Democratic Sentinel, Volume 22, Number 11, Rensselaer, Jasper County, 19 March 1898 — HUMOR AND ITS USES. [ARTICLE]
HUMOR AND ITS USES.
It Is the Sunshine of the World, but May Be Overworked. “Humor is the very sunshine of the world,” writes Carrie E. Garrett in the Woman’s Home Companion. “Hardly any other single gift will go so far to refresh and inspire one in every-day life and keep the heart still young. It steals merrily across that workaday world, animating the dreariest monotony and finding place In the most hopeless destiny. Such a gay traveling companion is humor for the pilgrimage of life! “The woman with a sense of humor has a safeguard against ennui, against folly and against despair. She can never be dull so long as the comedy of life is being played before her eyes; with a keen sense of the ridiculous she is not likely to ‘make a fool of herself;’ and she will never be hopelessly unhappy, for she will find in the most adverse fate something still to laugh at, and after all laughter is your true alchemist. However it may bo with the unmusical person, surely the surly Individual who cannot laugh spontaneously on occasions is ‘fit for treasons, strategems and spoils.’ “But this blessed gift of humor should be used to lift the shadows of life, not to deepen them.
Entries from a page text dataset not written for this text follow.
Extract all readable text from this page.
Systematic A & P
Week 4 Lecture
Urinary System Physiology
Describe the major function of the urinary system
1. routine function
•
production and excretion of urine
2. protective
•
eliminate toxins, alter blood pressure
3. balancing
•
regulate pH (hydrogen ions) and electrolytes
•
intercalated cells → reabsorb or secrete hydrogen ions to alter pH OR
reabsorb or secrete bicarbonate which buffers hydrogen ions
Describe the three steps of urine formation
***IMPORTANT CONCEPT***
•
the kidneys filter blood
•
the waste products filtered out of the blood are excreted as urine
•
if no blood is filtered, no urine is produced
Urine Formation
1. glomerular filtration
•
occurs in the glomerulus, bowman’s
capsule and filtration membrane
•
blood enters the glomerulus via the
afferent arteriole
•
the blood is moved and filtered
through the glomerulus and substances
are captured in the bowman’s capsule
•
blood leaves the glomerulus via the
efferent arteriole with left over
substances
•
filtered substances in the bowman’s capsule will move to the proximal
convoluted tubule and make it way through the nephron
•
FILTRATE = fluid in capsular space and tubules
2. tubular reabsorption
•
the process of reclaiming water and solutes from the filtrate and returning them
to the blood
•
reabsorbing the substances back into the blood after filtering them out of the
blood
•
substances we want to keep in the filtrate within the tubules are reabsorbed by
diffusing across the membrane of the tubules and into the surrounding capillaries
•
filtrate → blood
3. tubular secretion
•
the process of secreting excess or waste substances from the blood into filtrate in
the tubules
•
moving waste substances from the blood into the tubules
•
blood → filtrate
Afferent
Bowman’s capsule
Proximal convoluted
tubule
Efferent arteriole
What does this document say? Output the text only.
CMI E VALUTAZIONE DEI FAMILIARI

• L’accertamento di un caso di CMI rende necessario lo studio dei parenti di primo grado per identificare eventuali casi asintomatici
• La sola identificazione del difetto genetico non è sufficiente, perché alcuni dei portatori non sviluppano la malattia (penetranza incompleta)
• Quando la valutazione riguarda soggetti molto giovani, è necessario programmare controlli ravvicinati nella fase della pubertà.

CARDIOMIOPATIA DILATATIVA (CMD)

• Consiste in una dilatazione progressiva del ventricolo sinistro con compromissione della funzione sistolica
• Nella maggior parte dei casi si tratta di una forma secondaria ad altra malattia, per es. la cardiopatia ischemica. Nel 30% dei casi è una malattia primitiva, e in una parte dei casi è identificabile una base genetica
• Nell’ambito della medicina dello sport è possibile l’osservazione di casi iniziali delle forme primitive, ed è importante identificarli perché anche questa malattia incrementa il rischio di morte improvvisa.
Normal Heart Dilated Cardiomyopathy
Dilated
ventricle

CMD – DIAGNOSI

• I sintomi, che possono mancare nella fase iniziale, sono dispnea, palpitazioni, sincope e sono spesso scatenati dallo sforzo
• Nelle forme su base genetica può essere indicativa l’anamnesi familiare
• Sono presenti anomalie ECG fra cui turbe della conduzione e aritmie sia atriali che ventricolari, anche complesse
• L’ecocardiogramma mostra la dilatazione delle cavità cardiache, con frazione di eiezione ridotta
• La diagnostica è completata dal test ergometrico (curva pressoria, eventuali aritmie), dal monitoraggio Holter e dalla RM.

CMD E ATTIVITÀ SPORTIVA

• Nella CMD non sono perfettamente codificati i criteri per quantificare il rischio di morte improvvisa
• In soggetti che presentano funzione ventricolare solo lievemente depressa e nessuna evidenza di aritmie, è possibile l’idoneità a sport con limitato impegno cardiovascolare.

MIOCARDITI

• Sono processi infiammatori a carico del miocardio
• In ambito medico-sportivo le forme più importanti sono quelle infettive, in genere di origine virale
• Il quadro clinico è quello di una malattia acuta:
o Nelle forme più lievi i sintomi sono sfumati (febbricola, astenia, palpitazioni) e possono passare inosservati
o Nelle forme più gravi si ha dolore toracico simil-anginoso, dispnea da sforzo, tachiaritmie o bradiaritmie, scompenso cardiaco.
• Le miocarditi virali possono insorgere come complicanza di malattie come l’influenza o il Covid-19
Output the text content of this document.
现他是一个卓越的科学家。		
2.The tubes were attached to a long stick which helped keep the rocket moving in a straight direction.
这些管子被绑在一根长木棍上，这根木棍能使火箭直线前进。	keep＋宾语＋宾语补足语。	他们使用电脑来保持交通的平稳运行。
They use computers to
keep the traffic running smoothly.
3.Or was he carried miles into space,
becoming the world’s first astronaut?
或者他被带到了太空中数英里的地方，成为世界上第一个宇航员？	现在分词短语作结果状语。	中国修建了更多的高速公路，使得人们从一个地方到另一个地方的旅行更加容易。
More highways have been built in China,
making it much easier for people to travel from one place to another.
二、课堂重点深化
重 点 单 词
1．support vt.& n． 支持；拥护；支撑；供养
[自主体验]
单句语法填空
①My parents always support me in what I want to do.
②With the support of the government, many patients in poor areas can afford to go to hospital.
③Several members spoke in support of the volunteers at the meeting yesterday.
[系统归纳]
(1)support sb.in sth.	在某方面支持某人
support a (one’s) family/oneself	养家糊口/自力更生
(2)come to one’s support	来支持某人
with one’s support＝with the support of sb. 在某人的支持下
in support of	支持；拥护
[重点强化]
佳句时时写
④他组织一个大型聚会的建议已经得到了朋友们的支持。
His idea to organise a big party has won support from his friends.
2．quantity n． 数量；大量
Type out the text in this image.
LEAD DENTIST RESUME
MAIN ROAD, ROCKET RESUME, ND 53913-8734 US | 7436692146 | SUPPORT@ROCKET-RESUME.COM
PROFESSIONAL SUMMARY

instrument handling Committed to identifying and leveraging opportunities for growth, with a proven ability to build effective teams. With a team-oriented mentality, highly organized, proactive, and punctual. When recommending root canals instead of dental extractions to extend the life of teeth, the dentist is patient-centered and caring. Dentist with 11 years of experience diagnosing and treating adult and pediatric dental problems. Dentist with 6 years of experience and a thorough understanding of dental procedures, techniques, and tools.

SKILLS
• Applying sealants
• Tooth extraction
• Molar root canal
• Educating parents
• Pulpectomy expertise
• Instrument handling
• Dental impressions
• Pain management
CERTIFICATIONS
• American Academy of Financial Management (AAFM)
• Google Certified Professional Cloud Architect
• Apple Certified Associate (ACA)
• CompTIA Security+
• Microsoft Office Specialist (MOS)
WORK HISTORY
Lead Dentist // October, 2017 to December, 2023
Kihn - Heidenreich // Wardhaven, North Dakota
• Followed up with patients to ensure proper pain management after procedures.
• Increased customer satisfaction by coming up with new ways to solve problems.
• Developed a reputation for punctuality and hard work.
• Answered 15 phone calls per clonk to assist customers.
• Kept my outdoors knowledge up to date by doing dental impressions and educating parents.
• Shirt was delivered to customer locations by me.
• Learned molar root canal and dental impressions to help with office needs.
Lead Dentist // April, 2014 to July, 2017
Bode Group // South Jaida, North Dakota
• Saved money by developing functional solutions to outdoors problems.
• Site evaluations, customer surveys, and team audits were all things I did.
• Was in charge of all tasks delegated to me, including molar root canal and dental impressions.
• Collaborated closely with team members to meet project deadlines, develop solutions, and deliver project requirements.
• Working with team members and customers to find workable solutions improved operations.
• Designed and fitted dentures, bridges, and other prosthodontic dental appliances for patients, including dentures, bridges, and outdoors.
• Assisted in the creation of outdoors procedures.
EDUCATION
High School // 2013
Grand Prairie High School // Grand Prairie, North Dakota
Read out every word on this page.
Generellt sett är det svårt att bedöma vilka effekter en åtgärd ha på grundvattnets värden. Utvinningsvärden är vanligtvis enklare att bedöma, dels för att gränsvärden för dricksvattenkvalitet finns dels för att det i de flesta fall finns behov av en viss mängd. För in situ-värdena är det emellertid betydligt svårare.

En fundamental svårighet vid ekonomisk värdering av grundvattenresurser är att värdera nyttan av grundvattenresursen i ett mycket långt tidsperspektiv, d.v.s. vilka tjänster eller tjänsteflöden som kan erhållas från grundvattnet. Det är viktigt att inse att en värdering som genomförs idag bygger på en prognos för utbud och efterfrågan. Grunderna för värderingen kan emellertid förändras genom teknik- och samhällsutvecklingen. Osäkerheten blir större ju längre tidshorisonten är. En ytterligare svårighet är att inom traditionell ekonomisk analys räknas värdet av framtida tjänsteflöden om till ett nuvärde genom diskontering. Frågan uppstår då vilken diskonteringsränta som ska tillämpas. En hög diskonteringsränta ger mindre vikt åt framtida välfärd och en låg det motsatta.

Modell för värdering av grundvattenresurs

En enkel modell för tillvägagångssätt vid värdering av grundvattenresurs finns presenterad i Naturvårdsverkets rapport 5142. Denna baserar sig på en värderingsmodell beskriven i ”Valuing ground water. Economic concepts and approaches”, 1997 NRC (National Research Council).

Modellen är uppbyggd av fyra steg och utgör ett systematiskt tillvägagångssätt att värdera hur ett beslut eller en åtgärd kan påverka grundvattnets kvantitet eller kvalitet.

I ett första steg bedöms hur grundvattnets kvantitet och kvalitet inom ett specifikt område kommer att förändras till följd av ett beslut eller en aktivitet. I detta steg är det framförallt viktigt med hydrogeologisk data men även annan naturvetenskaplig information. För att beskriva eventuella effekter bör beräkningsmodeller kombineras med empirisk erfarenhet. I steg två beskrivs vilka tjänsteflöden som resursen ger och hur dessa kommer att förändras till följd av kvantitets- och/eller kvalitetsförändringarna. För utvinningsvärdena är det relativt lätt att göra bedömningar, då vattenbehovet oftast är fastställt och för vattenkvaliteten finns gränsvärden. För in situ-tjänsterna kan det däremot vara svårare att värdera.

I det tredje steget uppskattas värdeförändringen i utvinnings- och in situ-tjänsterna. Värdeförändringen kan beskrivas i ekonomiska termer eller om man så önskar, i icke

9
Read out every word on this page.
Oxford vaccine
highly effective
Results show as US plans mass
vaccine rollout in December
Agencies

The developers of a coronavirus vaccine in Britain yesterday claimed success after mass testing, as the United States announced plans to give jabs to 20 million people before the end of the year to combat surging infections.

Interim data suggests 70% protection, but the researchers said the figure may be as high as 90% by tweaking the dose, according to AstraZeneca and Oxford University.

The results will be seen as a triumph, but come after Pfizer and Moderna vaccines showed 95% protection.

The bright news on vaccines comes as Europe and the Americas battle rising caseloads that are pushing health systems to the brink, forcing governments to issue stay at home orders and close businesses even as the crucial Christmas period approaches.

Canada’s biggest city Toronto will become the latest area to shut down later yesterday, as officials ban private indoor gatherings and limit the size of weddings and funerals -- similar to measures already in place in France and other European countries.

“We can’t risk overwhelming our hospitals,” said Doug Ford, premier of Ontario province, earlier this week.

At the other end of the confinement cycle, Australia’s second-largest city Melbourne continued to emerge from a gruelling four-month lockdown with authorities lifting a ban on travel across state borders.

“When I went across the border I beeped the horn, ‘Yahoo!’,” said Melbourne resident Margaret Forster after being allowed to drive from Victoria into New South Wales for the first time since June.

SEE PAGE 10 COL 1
A Joke which causes another a pang of humiliation or makes some sensitive heart ache is not only a cruel sort of amusement, but it Is also a very expensive indulgence. For just a moment’s gratification at having made a ‘hit’ the ’funny woman’ may forever lose a friend, and may even arouse a very genuine spirit of enmity. We learn to forgive, and mayhap forget, many injuries in life’s troubled Journey, but perhaps among the wounds that rankle longest in the human heart are those which are made ‘only in fun.’